GSA Annual Meeting in Phoenix, Arizona, USA - 2019

Paper No. 126-2
Presentation Time: 9:00 AM-6:30 PM


HUFFORD, Lonnie Justin1, CHIN, Emily J.1, PERRY, Sarah E.1, MIRANDA, Elena A.2 and HANCHAR, John M.3, (1)Scripps Institution of Oceanography, University of California San Diego, 9500 Gilman Drive, La Jolla, CA 92093, (2)Department of Geological Sciences, California State University Northridge, 18111 Nordhoff St., Northridge, CA 91330, (3)Dept of Earth Sciences, Memorial University of Newfoundland, 9 Arctic Ave., Room 4063, Alexander Murray Building, St John's, NF A1B 3X5, Canada

Lower crustal xenoliths from a Tertiary dike in the Eastern Mojave Desert, California are lithologically heterogeneous. They broadly reflect igneous and sedimentary protoliths, but two features stand out: 1) high proportion of metapelites compared to typical lower crustal xenolith suites; 2) abundant modal garnet. Previous work by Hanchar et al. (1994) interpreted garnet-rich metasedimentary xenoliths as residues of deep crustal melting. Here, we use electron backscatter diffraction (EBSD) large area mapping to investigate rheology of three major compositional categories represented in the metasedimentary suite: quartzose, quartzofeldspathic, and aluminous. We focus on modally abundant rheology-controlling minerals quartz and plagioclase. Quartz microstructures in quartzose xenoliths are consistent with dynamic recrystallization (DRX) via grain boundary migration and subgrain rotation (SGR).

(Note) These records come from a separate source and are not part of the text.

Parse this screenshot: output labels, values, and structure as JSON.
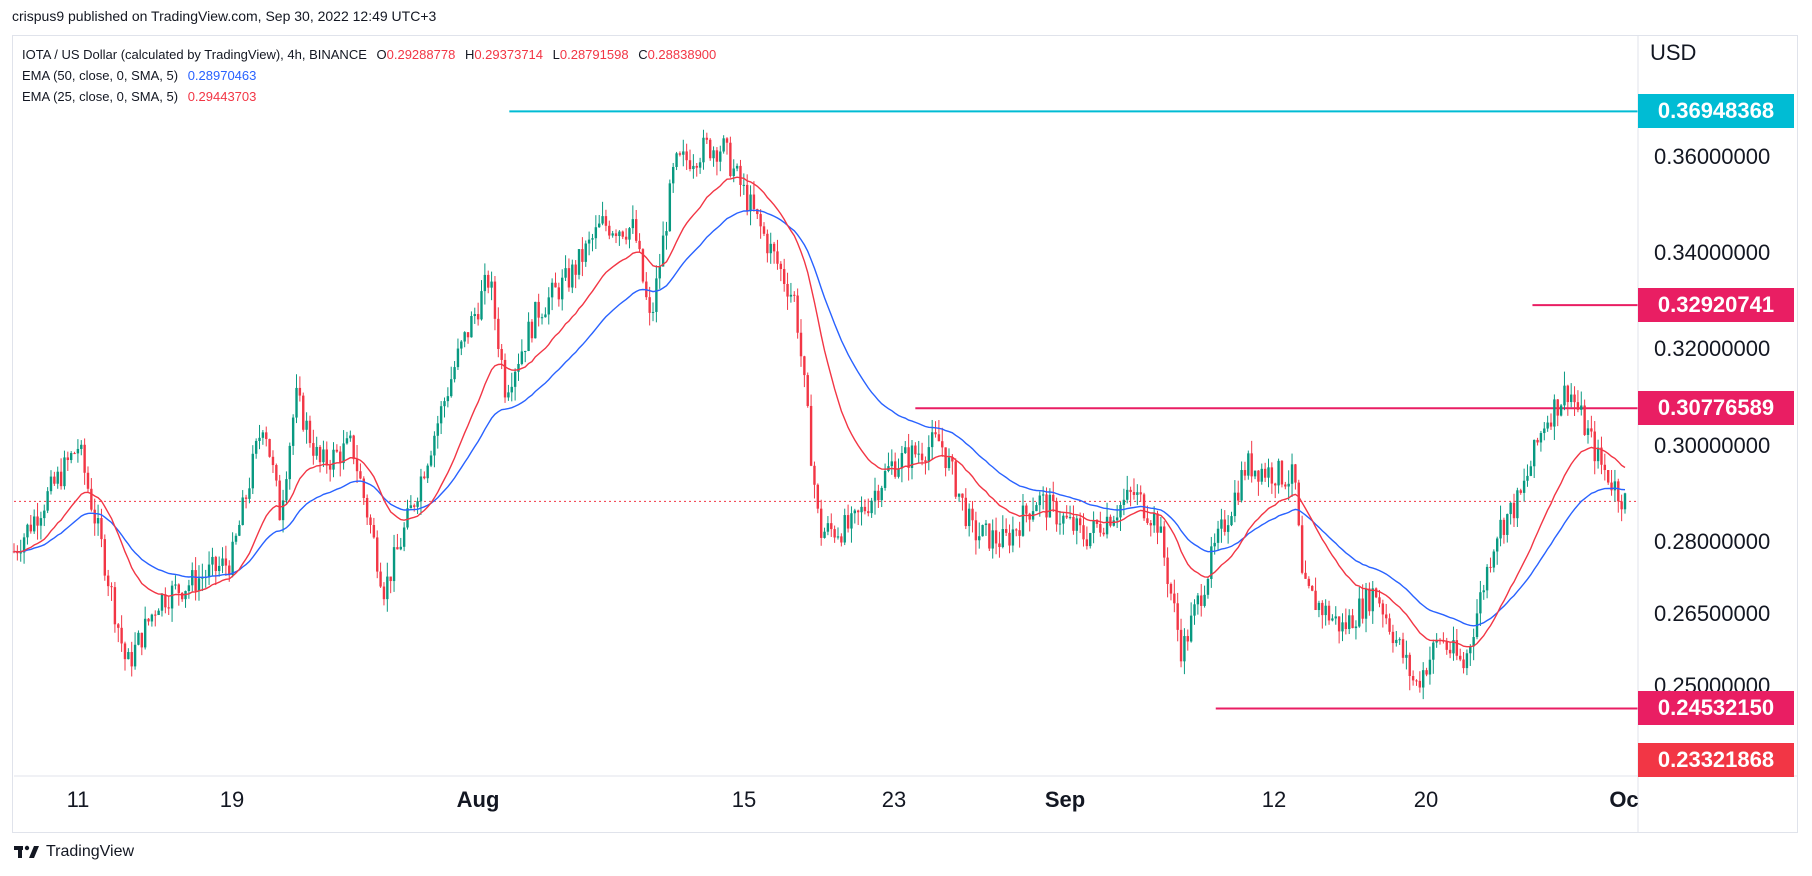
{
  "header": {
    "published": "crispus9 published on TradingView.com, Sep 30, 2022 12:49 UTC+3"
  },
  "legend": {
    "symbol": "IOTA / US Dollar (calculated by TradingView), 4h, BINANCE",
    "open_key": "O",
    "open": "0.29288778",
    "high_key": "H",
    "high": "0.29373714",
    "low_key": "L",
    "low": "0.28791598",
    "close_key": "C",
    "close": "0.28838900",
    "ema50_label": "EMA (50, close, 0, SMA, 5)",
    "ema50_value": "0.28970463",
    "ema25_label": "EMA (25, close, 0, SMA, 5)",
    "ema25_value": "0.29443703"
  },
  "axis": {
    "currency": "USD"
  },
  "footer": {
    "brand": "TradingView"
  },
  "colors": {
    "up": "#089981",
    "down": "#f23645",
    "ema50": "#2962ff",
    "ema25": "#f23645",
    "cyan": "#00bcd4",
    "magenta": "#e91e63"
  },
  "chart_data": {
    "type": "candlestick",
    "interval": "4h",
    "y_ticks": [
      "0.36000000",
      "0.34000000",
      "0.32000000",
      "0.30000000",
      "0.28000000",
      "0.26500000",
      "0.25000000"
    ],
    "y_tick_values": [
      0.36,
      0.34,
      0.32,
      0.3,
      0.28,
      0.265,
      0.25
    ],
    "x_ticks": [
      {
        "label": "11",
        "major": false
      },
      {
        "label": "19",
        "major": false
      },
      {
        "label": "Aug",
        "major": true
      },
      {
        "label": "15",
        "major": false
      },
      {
        "label": "23",
        "major": false
      },
      {
        "label": "Sep",
        "major": true
      },
      {
        "label": "12",
        "major": false
      },
      {
        "label": "20",
        "major": false
      },
      {
        "label": "Oc",
        "major": true
      }
    ],
    "price_labels": [
      {
        "value": "0.36948368",
        "color": "#00bcd4",
        "level": 0.36948368
      },
      {
        "value": "0.32920741",
        "color": "#e91e63",
        "level": 0.32920741
      },
      {
        "value": "0.30776589",
        "color": "#e91e63",
        "level": 0.30776589
      },
      {
        "value": "0.24532150",
        "color": "#e91e63",
        "level": 0.2453215
      },
      {
        "value": "0.23321868",
        "color": "#f23645",
        "level": 0.23321868
      }
    ],
    "horizontal_lines": [
      {
        "name": "resistance-high",
        "level": 0.36948368,
        "color": "#00bcd4",
        "from": 0.305,
        "to": 1.0
      },
      {
        "name": "recent-high",
        "level": 0.32920741,
        "color": "#e91e63",
        "from": 0.935,
        "to": 1.0
      },
      {
        "name": "range-top",
        "level": 0.30776589,
        "color": "#e91e63",
        "from": 0.555,
        "to": 1.0
      },
      {
        "name": "range-low",
        "level": 0.2453215,
        "color": "#e91e63",
        "from": 0.74,
        "to": 1.0
      }
    ],
    "last_price": 0.288389,
    "path_anchors": [
      [
        0,
        0.278
      ],
      [
        0.04,
        0.3
      ],
      [
        0.055,
        0.278
      ],
      [
        0.07,
        0.254
      ],
      [
        0.09,
        0.268
      ],
      [
        0.135,
        0.276
      ],
      [
        0.155,
        0.306
      ],
      [
        0.165,
        0.286
      ],
      [
        0.175,
        0.31
      ],
      [
        0.19,
        0.296
      ],
      [
        0.21,
        0.3
      ],
      [
        0.23,
        0.27
      ],
      [
        0.245,
        0.285
      ],
      [
        0.275,
        0.318
      ],
      [
        0.295,
        0.335
      ],
      [
        0.305,
        0.312
      ],
      [
        0.325,
        0.328
      ],
      [
        0.345,
        0.335
      ],
      [
        0.365,
        0.346
      ],
      [
        0.385,
        0.345
      ],
      [
        0.395,
        0.325
      ],
      [
        0.41,
        0.358
      ],
      [
        0.43,
        0.362
      ],
      [
        0.44,
        0.362
      ],
      [
        0.465,
        0.344
      ],
      [
        0.485,
        0.33
      ],
      [
        0.5,
        0.282
      ],
      [
        0.52,
        0.283
      ],
      [
        0.545,
        0.296
      ],
      [
        0.575,
        0.301
      ],
      [
        0.595,
        0.282
      ],
      [
        0.615,
        0.28
      ],
      [
        0.635,
        0.289
      ],
      [
        0.665,
        0.281
      ],
      [
        0.695,
        0.29
      ],
      [
        0.71,
        0.284
      ],
      [
        0.725,
        0.257
      ],
      [
        0.745,
        0.278
      ],
      [
        0.765,
        0.296
      ],
      [
        0.795,
        0.293
      ],
      [
        0.8,
        0.27
      ],
      [
        0.825,
        0.262
      ],
      [
        0.845,
        0.27
      ],
      [
        0.87,
        0.25
      ],
      [
        0.885,
        0.26
      ],
      [
        0.9,
        0.254
      ],
      [
        0.92,
        0.282
      ],
      [
        0.935,
        0.289
      ],
      [
        0.95,
        0.305
      ],
      [
        0.965,
        0.312
      ],
      [
        0.985,
        0.296
      ],
      [
        1.0,
        0.2884
      ]
    ]
  }
}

In quartzofeldspathic and aluminous compositions, quartz grains display sparse interconnected bands, but isolated grains are common. Using quartz pole figure data, we find crystallographic preferred orientations (CPOs) consistent with operation of {m} <c> and {m} <a> slip systems and less commonly, (c) <a> and {r} <a> slip systems. Plagioclase microstructures are characterized by grains with deformation twinning, as well as by dynamic recrystallization via SGR. Plagioclase pole figures exhibit CPO consistent with [001](010), ½[112](11-1), and [010](100) slip systems. Our data lead to several findings with respect to strain accommodation between rock compositions, and thus have implications for bulk rheology of heterogeneous crust. First, quartz in quartzose xenoliths accommodates more deformation than quartz in other xenolith types, suggesting phase topology as a first-order control on deformation amongst diverse lower crustal compositions. Second, some samples have quartz and plagioclase CPOs consistent with dislocation creep; however limited interconnectedness and interstitial nature of the phases appear incompatible with crystal-plastic deformation. Instead, we propose CPO could develop from shape-preferred orientation induced through partial melting. Our results provide insight into contributions of various rock compositions in lower crustal strain localization and melt.